By no means intelligent. Mentally he is negligible—quite negligible.”
Well, I mean to say, what!
I suppose, strictly speaking, I ought to have charged in and ticked the blighter off properly in no uncertain voice. But I doubt whether it’s humanly possible to tick Jeeves off. Personally, I didn’t even have a dash at it. I merely called for my hat and stick in a marked manner and legged it. But the memory rankled, if you know what I mean. We Woosters do not lightly forget. At least, we do—some things—appointments, and people’s birthdays, and letters to post, and all that—but not an absolute bally insult like the above. I brooded like the dickens.
I was still brooding when I dropped in at the oyster-bar at Buck’s for a quick bracer. I needed a bracer rather particularly at the moment, because I was on my way to lunch with Aunt Agatha. A pretty frightful ordeal, believe me or believe me not, even though I took it that after what had happened at Roville she would be in a fairly subdued and amiable mood.
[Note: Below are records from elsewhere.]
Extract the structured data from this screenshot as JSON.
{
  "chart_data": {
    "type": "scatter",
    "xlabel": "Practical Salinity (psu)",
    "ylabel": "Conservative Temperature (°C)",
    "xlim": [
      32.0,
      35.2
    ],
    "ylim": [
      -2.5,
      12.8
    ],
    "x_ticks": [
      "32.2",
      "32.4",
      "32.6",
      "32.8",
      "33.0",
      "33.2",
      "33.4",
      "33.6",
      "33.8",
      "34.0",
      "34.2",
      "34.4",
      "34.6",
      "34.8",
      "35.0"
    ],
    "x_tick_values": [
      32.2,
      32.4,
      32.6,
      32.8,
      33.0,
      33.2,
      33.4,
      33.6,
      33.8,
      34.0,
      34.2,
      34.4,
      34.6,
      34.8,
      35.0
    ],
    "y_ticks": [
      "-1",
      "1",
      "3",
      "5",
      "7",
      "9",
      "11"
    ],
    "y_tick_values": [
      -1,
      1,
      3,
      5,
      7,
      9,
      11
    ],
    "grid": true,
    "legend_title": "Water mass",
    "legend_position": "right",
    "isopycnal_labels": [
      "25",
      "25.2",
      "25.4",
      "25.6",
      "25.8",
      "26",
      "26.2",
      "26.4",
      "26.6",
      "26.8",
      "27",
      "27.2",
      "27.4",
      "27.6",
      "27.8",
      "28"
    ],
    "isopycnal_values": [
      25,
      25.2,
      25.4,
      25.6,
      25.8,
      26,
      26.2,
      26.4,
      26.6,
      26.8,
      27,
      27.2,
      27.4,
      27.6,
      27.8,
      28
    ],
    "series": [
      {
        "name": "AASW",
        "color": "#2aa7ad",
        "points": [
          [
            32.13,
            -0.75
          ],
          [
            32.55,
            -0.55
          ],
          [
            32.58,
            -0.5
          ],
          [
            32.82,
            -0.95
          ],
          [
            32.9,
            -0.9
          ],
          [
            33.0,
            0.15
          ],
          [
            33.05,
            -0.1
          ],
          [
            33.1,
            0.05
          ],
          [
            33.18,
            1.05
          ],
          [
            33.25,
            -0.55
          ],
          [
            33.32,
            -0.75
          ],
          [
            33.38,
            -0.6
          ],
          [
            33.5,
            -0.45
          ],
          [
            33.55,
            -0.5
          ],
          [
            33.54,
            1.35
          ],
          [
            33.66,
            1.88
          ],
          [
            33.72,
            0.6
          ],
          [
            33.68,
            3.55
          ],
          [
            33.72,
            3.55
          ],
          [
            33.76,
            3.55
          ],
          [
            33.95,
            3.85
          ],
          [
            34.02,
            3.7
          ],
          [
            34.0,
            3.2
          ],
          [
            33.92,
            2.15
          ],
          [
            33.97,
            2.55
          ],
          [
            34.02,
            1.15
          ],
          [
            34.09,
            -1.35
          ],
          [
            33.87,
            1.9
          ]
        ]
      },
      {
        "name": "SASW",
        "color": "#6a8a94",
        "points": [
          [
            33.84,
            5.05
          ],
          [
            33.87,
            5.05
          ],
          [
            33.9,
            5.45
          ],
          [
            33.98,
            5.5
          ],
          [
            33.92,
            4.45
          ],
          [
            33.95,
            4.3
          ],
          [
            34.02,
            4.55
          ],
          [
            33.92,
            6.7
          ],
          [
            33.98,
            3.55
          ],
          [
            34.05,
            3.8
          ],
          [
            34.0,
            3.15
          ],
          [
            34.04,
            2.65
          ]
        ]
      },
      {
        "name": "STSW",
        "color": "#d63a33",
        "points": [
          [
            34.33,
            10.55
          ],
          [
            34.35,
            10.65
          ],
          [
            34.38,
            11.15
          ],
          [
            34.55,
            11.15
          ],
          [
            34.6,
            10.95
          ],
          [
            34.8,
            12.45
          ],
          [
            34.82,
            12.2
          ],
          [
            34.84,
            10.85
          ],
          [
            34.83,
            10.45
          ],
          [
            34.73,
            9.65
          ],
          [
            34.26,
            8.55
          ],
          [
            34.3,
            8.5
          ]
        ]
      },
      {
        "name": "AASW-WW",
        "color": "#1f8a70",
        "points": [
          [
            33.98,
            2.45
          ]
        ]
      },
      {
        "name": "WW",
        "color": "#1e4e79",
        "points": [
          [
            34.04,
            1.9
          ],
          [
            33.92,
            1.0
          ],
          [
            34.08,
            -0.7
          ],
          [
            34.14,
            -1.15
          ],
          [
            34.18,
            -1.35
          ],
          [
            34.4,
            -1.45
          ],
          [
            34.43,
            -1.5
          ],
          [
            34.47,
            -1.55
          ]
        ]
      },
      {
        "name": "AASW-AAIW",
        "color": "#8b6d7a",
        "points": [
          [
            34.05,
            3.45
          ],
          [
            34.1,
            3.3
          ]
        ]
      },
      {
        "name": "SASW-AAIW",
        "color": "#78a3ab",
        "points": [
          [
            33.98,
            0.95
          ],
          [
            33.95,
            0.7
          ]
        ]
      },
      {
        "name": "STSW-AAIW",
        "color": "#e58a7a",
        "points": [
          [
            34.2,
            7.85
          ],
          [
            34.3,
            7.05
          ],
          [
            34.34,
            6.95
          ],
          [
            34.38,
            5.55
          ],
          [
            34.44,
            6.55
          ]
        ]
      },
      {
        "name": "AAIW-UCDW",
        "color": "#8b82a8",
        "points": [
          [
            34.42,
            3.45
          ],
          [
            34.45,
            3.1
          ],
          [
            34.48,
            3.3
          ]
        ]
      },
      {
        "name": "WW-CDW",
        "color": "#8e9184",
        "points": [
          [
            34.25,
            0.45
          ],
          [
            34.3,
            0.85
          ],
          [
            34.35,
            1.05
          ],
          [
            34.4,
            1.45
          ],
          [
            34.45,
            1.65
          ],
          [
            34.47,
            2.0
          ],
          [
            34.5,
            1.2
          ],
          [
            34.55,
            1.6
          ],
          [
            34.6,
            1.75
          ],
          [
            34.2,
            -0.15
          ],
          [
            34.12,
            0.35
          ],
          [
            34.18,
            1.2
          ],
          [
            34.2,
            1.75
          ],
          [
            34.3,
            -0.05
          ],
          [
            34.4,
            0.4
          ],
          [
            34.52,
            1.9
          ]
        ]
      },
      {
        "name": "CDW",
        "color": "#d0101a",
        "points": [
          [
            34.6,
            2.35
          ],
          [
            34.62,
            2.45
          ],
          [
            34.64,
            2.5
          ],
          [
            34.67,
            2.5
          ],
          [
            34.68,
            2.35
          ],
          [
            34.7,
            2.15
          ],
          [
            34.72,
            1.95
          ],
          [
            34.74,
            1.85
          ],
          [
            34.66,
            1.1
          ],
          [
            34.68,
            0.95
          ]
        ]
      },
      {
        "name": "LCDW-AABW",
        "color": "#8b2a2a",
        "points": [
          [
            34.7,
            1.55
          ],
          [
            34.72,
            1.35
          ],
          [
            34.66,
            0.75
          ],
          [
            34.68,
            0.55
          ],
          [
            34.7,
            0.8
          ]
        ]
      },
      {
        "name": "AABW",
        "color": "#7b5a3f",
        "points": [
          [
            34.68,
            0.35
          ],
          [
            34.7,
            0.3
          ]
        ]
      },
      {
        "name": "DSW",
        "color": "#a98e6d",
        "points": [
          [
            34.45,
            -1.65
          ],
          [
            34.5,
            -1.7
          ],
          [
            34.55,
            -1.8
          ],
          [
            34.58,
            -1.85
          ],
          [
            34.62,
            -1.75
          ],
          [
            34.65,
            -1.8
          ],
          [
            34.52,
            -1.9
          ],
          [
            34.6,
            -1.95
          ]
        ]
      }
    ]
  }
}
I had just had one quick and another rather slower, and was feeling about as cheerio as was possible under the circs, when a muffled voice hailed me from the northeast, and, turning round, I saw young Bingo Little propped up in a corner, wrapping himself round a sizable chunk of bread and cheese.
“Hallo-allo-allo!” I said. “Haven’t seen you for ages. You’ve not been in here lately, have you?”
“No. I’ve been living out in the country.”
“Eh?” I said, for Bingo’s loathing for the country was well known. “Whereabouts?”
“Down in Hampshire, at a place called Ditteredge.”